Mark Hazelwood, the former head of a major fuel and trucking company based out of Knoxville, is gearing up for his retrial on charges he conspired to defraud other trucking firms out of millions of dollars. The retrial was granted after U.S. District Judge Curtis Collier allowed audio recordings of Hazelwood using racist slurs with other executives at the Pilot Co. when he worked there.

To Hazelwood’s chagrin, though, Collier is still assigned to his retrial, prompting the former trucking tycoon to file a motion last week claiming the judge is racist against him. Hazelwood’s motion also tried to establish an inappropriate link with Collier to the powerful Haslam family that founded the Pilot Co. as well as former Tennessee Gov. Bill Haslam, the Knoxville News Sentinel reported.

“We respectfully request that (Collier) consider whether any relationship or connection between the court and Gov. Haslam merits recusal,” the motion says in part. “We also request that (Collier) disclose any other relationships or connections to the parties, witnesses, and entities in this case.”

The motion seeks to draw attention to an alleged conflict of interest on Collier’s part.
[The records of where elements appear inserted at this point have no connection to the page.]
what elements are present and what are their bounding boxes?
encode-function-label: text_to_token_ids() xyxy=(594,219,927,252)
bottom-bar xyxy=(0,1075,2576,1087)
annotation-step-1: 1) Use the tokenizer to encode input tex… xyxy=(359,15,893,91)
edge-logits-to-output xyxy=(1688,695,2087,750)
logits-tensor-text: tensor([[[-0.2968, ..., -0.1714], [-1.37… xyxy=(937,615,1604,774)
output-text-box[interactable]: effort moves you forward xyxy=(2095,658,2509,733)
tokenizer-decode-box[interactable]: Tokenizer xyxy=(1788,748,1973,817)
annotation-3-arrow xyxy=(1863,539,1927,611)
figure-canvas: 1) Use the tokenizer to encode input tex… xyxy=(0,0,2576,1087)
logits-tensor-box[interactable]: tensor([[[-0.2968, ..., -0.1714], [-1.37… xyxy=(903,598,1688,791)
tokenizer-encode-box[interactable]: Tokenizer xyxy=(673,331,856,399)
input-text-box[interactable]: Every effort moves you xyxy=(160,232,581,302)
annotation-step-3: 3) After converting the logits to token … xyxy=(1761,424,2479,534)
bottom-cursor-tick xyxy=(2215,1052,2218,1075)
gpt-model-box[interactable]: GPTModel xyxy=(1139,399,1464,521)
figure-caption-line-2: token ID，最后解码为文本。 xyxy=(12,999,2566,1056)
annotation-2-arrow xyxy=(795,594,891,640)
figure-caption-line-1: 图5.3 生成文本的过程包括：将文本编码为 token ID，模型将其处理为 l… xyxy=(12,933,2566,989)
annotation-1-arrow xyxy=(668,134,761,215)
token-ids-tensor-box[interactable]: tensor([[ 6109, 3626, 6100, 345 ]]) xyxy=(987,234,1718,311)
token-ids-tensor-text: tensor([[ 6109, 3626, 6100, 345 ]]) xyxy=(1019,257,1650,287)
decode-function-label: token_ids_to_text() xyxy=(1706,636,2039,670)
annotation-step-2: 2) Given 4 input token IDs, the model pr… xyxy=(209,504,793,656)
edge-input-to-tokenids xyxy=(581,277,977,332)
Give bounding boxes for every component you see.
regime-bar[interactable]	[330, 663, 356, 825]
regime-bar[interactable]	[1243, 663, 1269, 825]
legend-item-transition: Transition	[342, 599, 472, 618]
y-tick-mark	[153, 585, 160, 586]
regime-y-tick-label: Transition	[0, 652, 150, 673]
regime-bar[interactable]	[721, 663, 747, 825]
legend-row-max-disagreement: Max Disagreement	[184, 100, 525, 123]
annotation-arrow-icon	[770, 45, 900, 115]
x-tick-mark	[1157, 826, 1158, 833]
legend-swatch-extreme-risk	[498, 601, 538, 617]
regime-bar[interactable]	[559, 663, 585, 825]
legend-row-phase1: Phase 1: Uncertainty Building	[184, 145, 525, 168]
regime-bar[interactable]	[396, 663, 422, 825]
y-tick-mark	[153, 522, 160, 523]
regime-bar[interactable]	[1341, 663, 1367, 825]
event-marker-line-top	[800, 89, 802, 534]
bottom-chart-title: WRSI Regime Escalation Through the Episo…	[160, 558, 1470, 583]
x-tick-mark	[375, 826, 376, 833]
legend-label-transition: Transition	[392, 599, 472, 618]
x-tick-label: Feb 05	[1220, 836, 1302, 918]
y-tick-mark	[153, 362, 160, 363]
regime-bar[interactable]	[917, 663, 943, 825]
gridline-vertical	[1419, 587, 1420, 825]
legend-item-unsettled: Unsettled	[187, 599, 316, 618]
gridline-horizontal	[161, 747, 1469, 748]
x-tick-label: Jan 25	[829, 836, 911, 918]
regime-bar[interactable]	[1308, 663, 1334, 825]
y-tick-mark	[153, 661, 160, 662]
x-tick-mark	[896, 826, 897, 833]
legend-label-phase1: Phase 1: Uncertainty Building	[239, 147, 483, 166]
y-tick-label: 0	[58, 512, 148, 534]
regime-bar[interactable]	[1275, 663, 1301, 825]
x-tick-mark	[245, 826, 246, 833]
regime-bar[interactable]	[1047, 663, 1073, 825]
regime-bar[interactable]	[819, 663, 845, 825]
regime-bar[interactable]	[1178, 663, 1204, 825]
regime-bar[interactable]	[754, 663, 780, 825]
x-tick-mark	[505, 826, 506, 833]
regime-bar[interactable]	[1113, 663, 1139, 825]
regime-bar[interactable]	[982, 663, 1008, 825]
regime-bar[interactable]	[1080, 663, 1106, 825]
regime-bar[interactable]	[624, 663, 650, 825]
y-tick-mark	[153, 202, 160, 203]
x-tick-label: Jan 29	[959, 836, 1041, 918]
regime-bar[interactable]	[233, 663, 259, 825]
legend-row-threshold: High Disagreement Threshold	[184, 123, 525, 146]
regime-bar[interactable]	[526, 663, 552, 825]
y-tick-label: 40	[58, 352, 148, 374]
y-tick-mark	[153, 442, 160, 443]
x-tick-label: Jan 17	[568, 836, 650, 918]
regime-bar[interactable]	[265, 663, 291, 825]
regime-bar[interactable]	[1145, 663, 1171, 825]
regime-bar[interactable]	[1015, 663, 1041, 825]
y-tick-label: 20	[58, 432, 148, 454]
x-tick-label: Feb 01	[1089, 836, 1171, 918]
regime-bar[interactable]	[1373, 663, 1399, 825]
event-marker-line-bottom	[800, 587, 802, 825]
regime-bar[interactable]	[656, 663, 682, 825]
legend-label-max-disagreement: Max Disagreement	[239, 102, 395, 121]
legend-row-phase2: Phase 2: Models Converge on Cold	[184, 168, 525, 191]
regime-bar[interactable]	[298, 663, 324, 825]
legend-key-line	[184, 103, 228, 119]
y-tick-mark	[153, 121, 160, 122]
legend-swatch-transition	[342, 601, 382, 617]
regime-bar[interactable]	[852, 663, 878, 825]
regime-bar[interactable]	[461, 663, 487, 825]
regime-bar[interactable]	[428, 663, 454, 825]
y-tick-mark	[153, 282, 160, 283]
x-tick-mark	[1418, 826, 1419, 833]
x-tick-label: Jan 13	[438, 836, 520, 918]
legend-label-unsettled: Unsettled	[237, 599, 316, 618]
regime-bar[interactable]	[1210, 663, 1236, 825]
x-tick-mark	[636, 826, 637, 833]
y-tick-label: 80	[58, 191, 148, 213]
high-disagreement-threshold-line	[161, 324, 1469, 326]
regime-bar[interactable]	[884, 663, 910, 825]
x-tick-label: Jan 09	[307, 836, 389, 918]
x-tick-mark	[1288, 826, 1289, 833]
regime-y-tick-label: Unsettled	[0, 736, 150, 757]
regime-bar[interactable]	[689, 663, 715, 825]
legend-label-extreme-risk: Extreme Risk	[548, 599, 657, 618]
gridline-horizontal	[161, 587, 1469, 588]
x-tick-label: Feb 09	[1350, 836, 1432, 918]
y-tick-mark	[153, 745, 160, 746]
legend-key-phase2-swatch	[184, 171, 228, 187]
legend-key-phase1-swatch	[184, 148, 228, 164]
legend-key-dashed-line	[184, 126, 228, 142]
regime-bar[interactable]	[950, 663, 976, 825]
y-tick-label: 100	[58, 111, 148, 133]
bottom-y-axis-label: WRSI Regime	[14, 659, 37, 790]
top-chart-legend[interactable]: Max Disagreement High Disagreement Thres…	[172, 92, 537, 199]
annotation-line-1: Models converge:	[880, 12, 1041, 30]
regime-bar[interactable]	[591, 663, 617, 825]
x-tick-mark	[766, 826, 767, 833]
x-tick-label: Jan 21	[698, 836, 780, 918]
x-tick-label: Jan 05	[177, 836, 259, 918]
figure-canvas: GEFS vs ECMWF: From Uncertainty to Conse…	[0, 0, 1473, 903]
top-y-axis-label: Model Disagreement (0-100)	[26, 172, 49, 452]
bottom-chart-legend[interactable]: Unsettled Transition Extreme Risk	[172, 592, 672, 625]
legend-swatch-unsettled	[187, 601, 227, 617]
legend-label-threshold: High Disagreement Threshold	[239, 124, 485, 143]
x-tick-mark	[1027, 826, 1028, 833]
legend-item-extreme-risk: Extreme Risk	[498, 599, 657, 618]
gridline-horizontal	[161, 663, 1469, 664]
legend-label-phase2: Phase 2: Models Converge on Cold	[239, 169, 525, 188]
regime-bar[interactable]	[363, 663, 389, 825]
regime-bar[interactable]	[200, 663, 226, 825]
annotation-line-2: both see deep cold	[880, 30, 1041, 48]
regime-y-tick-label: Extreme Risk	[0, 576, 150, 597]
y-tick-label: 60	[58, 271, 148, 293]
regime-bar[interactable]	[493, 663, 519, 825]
Hazelwood has maintained his innocence.

The motion, which tries to paint Collier as having an anti-white agenda, also plays on racial stereotypes and a racist trope that Hazelwood — described as “reasonable” — and his attorneys apparently harbor when it comes to these types of criminal cases.

“A reasonable person could conclude from (Collier’s past) statements that (Collier) assigns more moral blame to white-collar defendants than, for example, drug dealers,” the motion also says.

It added: “A reasonable person could believe that the government poisoned the well by conjuring an image that would be highly galling to the court: a racist, white-collar offender. The recordings had nothing whatsoever to do with the offenses with which Mr. Hazelwood was charged.”

Hazelwood’s pending retrial comes more than three years after he was convicted in the first trial. But an appellate court threw out his conviction because Collier allowed jurors to hear Hazelwood’s racist recording.

Now, Collier — an HBCU graduate who the appellate court ruled was not biased to preside over the retrial — is the one person who gets to decide whether he will stay on the case, leaving Hazelwood desperately trying to get the judge to recuse himself.

“I deserve to have a judge who has not already judged me, clearly believing I am a ‘typical’ white-collar defendant and a racist one at that,” Hazelwood wrote to the court.

Collier, who graduated from Tennessee State University before earning his Juris Doctor’s degree from the Duke University School of Law in 1974, has been recognized as one of the most significant members of Omega Psi Phi in its first 100 years and is the recipient of the NAACP Chattanooga Chapter Thurgood Marshall Award, among other honors. He is also the first Black federal judge in the Eastern District of Tennessee and the second Black federal judge in Tennessee.